Notes From The Revs: Rev. Nickie Golden

What comes to mind when you hear the word “habit”?  Some people go to the thought of drugs, alcohol, smoking, overeating. Some people think about exercise, discipline, meditation.
Habits can save our lives.  For example, looking both ways before we cross the street or putting on our seat belts are ways that we keep ourselves safe.  Habits can get us in a rut that is difficult to get out of and will take self-awareness, reflection, and discomfort while we engage in the process of change.  Joe Dispenza defines a habit as “a redundant set of automatic, unconscious thoughts, behaviors, and emotions that you acquire through frequent repetition.” 

Scientists tell us that habits are part of the brain function designed to be efficient.  When we begin running a routine or a habit, the brain can ramp down.  Think about the last time you took a long-distance drive.  Was there any scenery that you don’t remember passing? Often, we are in a state of waking hypnosis when we are driving, and our conditioned habits kick in to keep us from having to think of every single detail of what we are doing. 

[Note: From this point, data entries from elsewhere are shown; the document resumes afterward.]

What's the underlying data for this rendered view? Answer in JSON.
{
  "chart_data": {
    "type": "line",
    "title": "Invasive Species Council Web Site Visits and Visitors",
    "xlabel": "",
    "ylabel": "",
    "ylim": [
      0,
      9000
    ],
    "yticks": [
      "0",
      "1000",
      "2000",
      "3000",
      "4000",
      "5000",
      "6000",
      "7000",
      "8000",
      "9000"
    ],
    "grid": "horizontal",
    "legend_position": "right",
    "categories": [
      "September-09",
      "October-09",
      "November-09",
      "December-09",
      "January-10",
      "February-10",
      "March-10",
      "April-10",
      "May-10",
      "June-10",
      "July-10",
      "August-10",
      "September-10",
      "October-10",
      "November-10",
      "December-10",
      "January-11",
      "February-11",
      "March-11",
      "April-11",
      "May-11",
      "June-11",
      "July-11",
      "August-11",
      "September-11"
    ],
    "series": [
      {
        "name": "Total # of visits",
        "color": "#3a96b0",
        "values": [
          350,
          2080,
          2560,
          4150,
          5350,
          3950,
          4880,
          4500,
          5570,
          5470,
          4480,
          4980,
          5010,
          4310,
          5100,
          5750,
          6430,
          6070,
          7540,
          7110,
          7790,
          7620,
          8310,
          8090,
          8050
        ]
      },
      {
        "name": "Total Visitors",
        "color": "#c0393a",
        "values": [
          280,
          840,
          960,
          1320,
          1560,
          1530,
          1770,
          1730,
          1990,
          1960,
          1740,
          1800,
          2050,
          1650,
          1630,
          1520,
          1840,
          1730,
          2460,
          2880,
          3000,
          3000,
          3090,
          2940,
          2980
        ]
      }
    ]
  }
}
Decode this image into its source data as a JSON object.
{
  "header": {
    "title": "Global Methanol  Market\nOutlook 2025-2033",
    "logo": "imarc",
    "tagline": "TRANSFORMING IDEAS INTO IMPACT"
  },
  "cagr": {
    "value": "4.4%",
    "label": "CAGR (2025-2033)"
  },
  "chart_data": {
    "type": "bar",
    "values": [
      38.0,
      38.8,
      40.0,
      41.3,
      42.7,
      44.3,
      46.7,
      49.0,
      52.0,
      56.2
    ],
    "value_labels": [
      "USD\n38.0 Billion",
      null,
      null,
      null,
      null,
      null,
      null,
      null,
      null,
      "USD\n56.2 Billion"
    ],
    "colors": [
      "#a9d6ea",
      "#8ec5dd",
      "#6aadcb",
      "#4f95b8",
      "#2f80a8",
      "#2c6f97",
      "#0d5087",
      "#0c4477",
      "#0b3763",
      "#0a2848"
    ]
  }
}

Habits in and of themselves are not positive or negative.  What creates difficulty in our lives is when we get stuck in old patterns that need to be released.  It takes time and energy to make a shift. First, we must identify the habit.  Secondly, we must determine what triggers the pattern.  Finally, we must take a clear look at what we get out of holding on to a particular habit; what is the reward?  When we figure out what is being satisfied by the old routine, we can create satisfaction in new ways and thus create new types of rewards that bring us equal joy.